Head of Cybersecurity

Responsible for developing, leading, and continuously enhancing the Group’s cybersecurity strategy and program while applying the latest cybersecurity trends and technologies. This includes overseeing the design and implementation of security architecture, establishing and maintaining robust cybersecurity governance, ensuring compliance with relevant regulations and standards, managing cyber risks, and leading the organization’s incident response and vulnerability management processes.  The role also involves managing a hybrid cybersecurity function, comprising both in-house teams and outsourced service providers, to ensure the effective delivery of cybersecurity capabilities across the organization.

Cybersecurity Strategy and Leadership

• Lead the design, implementation, and evolution of the Group's cybersecurity strategy, ensuring alignment with business objectives and risk tolerance.
• Oversee the full cybersecurity function including architecture, governance, risk, compliance, security operations, and incident reporting and response.
• Manage cybersecurity budget.

Security Architecture Oversight

• Govern the development of the enterprise security architecture (ESA) methodology, ensuring preventive, detective, and corrective mechanisms are embedded.
• Ensure alignment between business objectives, security goals, and ESA requirements.
• Oversee the planning and validation of cyber resilience measures, including disaster recovery planning in collaboration with IT and business stakeholders.

Cybersecurity Governance

• Oversee development and lifecycle of security policies and procedures.
• Ensure proper coordination of user access reviews and approval processes.
• Lead employee lifecycle security assessments: pre-employment, during employment, and post-employment.

Risk Management

• Develop and maintain the cybersecurity risk management framework.
• Oversee risk assessments, and ensure monitoring and remediation of identified risks in alignment with enterprise risk management standards.

Cybersecurity Compliance

• Lead internal cybersecurity related IT audits and monitoring of compliance with internal policies and external regulations.
• Oversee the development of cybersecurity SOPs and ensure organizational compliance.
• Lead coordination and execution of internal and external cybersecurity audits.

Cybersecurity Operations

• Manage 24x7 security monitoring activities and cryptography governance through the Security Operations Center.
• Ensure effective coordination and performance of the operations team.

Incident Response Management

• Oversee threat identification and timely response to security incidents.
• Ensure post-incident reviews are conducted and corrective actions are implemented to prevent recurrence.

Vulnerability Management

• Govern the planning and execution of vulnerability assessments and penetration testing.
• Ensure timely remediation of identified vulnerabilities and reporting to senior stakeholders.

Training, Awareness & Culture

• Lead organization-wide cybersecurity awareness and training programs.
• Promote a security-first culture across business units and employees.

Reporting & Stakeholder Communication

• Provide periodic cybersecurity posture updates, risk assessments, and incident summaries to executive leadership and governance committees.
• Act as the central point of contact for internal and external cybersecurity audits and assessments.

Collaboration and Oversight

• Coordinate closely with IT Security, Internal Audit, Risk, HR, and Legal to ensure cybersecurity measures are fully integrated and not duplicative.
• Maintain clear role boundaries between cybersecurity governance and IT security implementation functions.

Team and Vendor Management

• Lead and manage a hybrid team model including in-house cybersecurity staff and outsourced partners or managed service providers (MSPs) where applicable.
• Define scopes of work, SLAs, and KPIs for outsourced services and ensure performance aligns with cybersecurity objectives.
• Build strong relationships with external vendors, ensuring contractual obligations and service quality standards are met.

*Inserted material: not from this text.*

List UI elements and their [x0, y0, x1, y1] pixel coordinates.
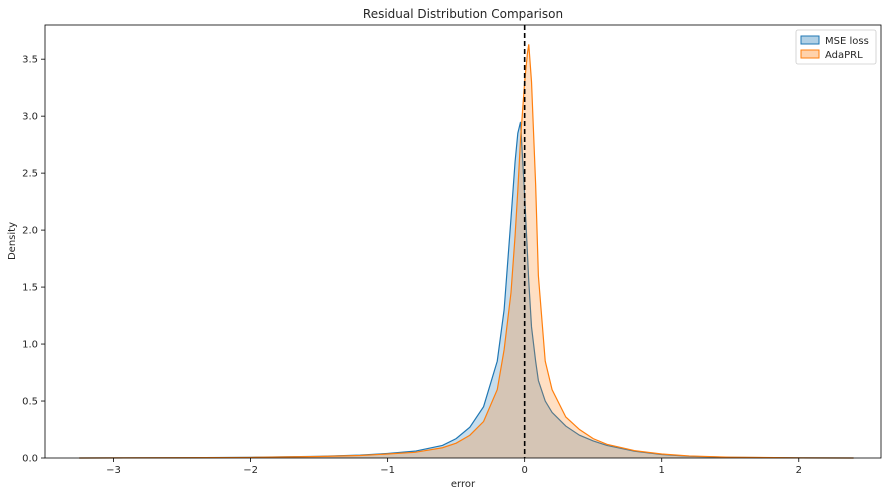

Ensure clear roles, responsibilities, and coordination between internal and external cybersecurity resources.

Qualifications

• Bachelor’s degree in Computer Science, Information Security, Information Technology, or a related field.
• Professional certifications such as CISSP, CISM, CRISC, CISA, or equivalent are required.
• Relevant training or certifications in risk management frameworks (e.g., ISO 27005, NIST RMF) and cybersecurity standards (e.g., ISO 27001, NIST CSF, COBIT) are a plus.

Experience

• Minimum of 10 years of progressive experience in information security or cybersecurity, with at least 3–5 years in a leadership or managerial role.
• Proven experience in designing and managing cybersecurity programs, governance structures, and risk management frameworks.
• Demonstrated track record in overseeing incident response, security operations, compliance programs, and security awareness initiatives.
• Experience working in complex, multi-entity group organizations and managing cross-functional security teams.
• Familiarity with regulatory environments in the region.

Knowledge & Skills

• Solid understanding of cybersecurity frameworks and standards (e.g., ISO 27001, NIST, COBIT).
• Knowledge of risk assessment, incident response, and vulnerability management practices.
• Familiarity with enterprise security architecture principles and security operations oversight.
• Strong grasp of policy development, compliance, and audit requirements.
• Excellent leadership, communication, stakeholder engagement skills, and problem solving skills.
• Strategic, analytical, and solution-oriented mindset with the ability to align security with business objectives.